Par cette visite que l’on se garde toujours du côté de l’Elysée de qualifier de visite d’Etat mais plutôt de « visite officielle et d’amitié », le président français, en quête de quelque coup d’éclat après de belles déconvenues sur le plan national corroborées d’ailleurs par les résultats des dernières législatives, ambitionnerait-il de redonner vie à des relations bilatérales trop souvent grippées en vue de faire de l’Algérie un partenaire géostratégique dans la région ? Petite ambition, soit dit en passant. Cela rappellerait le fait de miser sur le mauvais cheval, sachant que cette même Algérie s’est laissée aller à un grand isolement qui ne sied nullement à ses ambitions démesurées de s’assurer un leadership rêvé dans une région dont elle s’est fait allègrement, stupidement, surtout, exclure. La décision de fermer ses frontières avec le Maroc est là pour le confirmer. Mais aussi son désir insensé de chercher à faire cavalier seul au Sahel. Sans parler de sa brouille incalculée avec l’Espagne voire, par ricochet, avec l’UE.
Il faut toutefois se garder de voir en Emmanuel Macron ce bon samaritain qui va essayer de faire entendre raison aux dirigeants algériens et de les pousser ainsi à mettre de l’eau dans leur « Sidi Brahim » ou plutôt leurs « coteaux de Mascara». S’il est sur place, c’est pour les intérêts de la France. Cela va sans dire.
Et, guerre russo-ukrainienne oblige, et quoique l’on essaie du côté de l’Hexagone, de sous-estimer la chose, le gaz algérien a du coup plus d’attrait. C’est même là le seul « argument » de poids qu’Alger pourrait faire valoir dans des négociations dont elle ne tient assurément pas les ficelles.
Le problème pour Emmanuel Macron, c’est qu’avec son actuelle et très relative majorité et avec une opposition revigorée, il est attendu au tournant. La mise en garde lancée d’ores et déjà par un homme politique français en dit long. «On multiplie les laissez-passer. Va-t-on à nouveau se coucher pour le gaz ? », a lancé d’emblée un certain Nicolas Dupont-Aignan (DLF).
Gaz contre visas alors ? Ce qui aurait tout l’air d’un deal boiteux. Rappelons, au passage, que sur une décision inique, Paris avait considérablement réduit le nombre des visas octroyés aux ressortissants algériens mais aussi à ceux marocains ou tunisiens. Indigne d’un pays temple jusqu’à il n’y a pas longtemps, du moins, des droits de l’Homme et d’une certaine Liberté, Egalité, Fraternité.
Et c’est bien le président de cette même France qui a inséré dans son laborieux programme une rencontre avec les jeunes algériens qu’il compte d’ailleurs gratifier d’un discours. Pour leur dire quoi au juste sachant que le Hirak est passé par là ? Une insoutenable oppression aussi ?
Quelle place réservera-t-il justement aux droits de l’Homme auxquels ses hôtes de dirigeants sont fatalement allergiques ?
Un voyage casse-pipe pour Emmanuel Macron, serait-on tenté d’avancer.
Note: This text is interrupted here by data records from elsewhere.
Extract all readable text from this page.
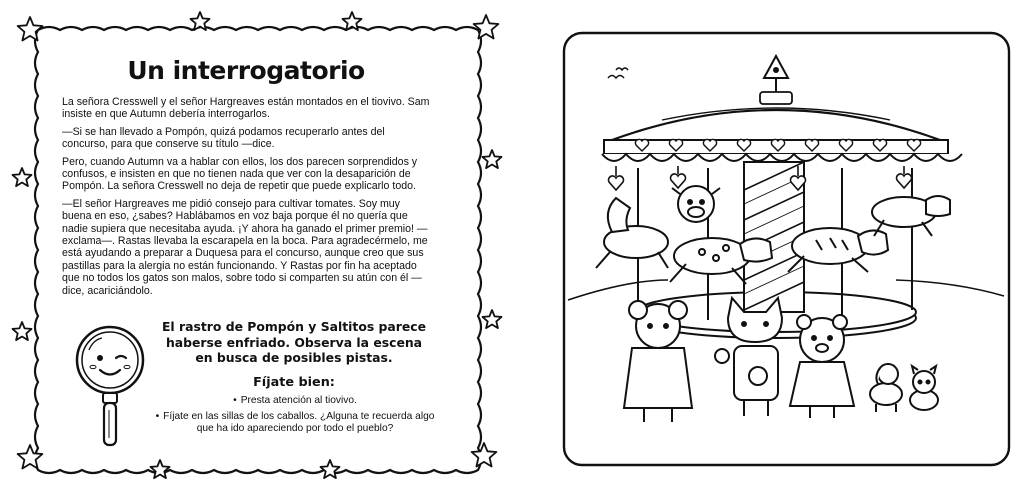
Un interrogatorio

La señora Cresswell y el señor Hargreaves están montados en el tiovivo. Sam insiste en que Autumn debería interrogarlos.

—Si se han llevado a Pompón, quizá podamos recuperarlo antes del concurso, para que conserve su título —dice.

Pero, cuando Autumn va a hablar con ellos, los dos parecen sorprendidos y confusos, e insisten en que no tienen nada que ver con la desaparición de Pompón. La señora Cresswell no deja de repetir que puede explicarlo todo.

—El señor Hargreaves me pidió consejo para cultivar tomates. Soy muy buena en eso, ¿sabes? Hablábamos en voz baja porque él no quería que nadie supiera que necesitaba ayuda. ¡Y ahora ha ganado el primer premio! —exclama—. Rastas llevaba la escarapela en la boca. Para agradecérmelo, me está ayudando a preparar a Duquesa para el concurso, aunque creo que sus pastillas para la alergia no están funcionando. Y Rastas por fin ha aceptado que no todos los gatos son malos, sobre todo si comparten su atún con él —dice, acariciándolo.

El rastro de Pompón y Saltitos parece haberse enfriado. Observa la escena en busca de posibles pistas.
Fíjate bien:
• Presta atención al tiovivo.
• Fíjate en las sillas de los caballos. ¿Alguna te recuerda algo que ha ido apareciendo por todo el pueblo?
Quelques remous se sont d’ailleurs fait jour avant que la délégation présidentielle ne prenne l’avion pour Alger.
Le Grand Rabbin de France devait en faire partie. Des voix islamistes, mais pas seulement, se sont fait entendre. Et puis « le Covid » s’en serait mêlé pour que Haïm Korsia reste en France. Hasard de calendrier ?
Après tout, il s’agit là d’une affaire franco-algérienne ou algéro-française avec par ailleurs tout un passé particulièrement douloureux, que l’on cherche désespérément à surmonter.
Le Maroc, pour sa part, se satisfait pleinement de ses amis et partenaires auxquels il est lié par des relations faites d’un respect mutuel et d’échanges d’égal à égal et où il n’y a pas de place à quelque volte-face et encore moins à quelque chantage que ce soit.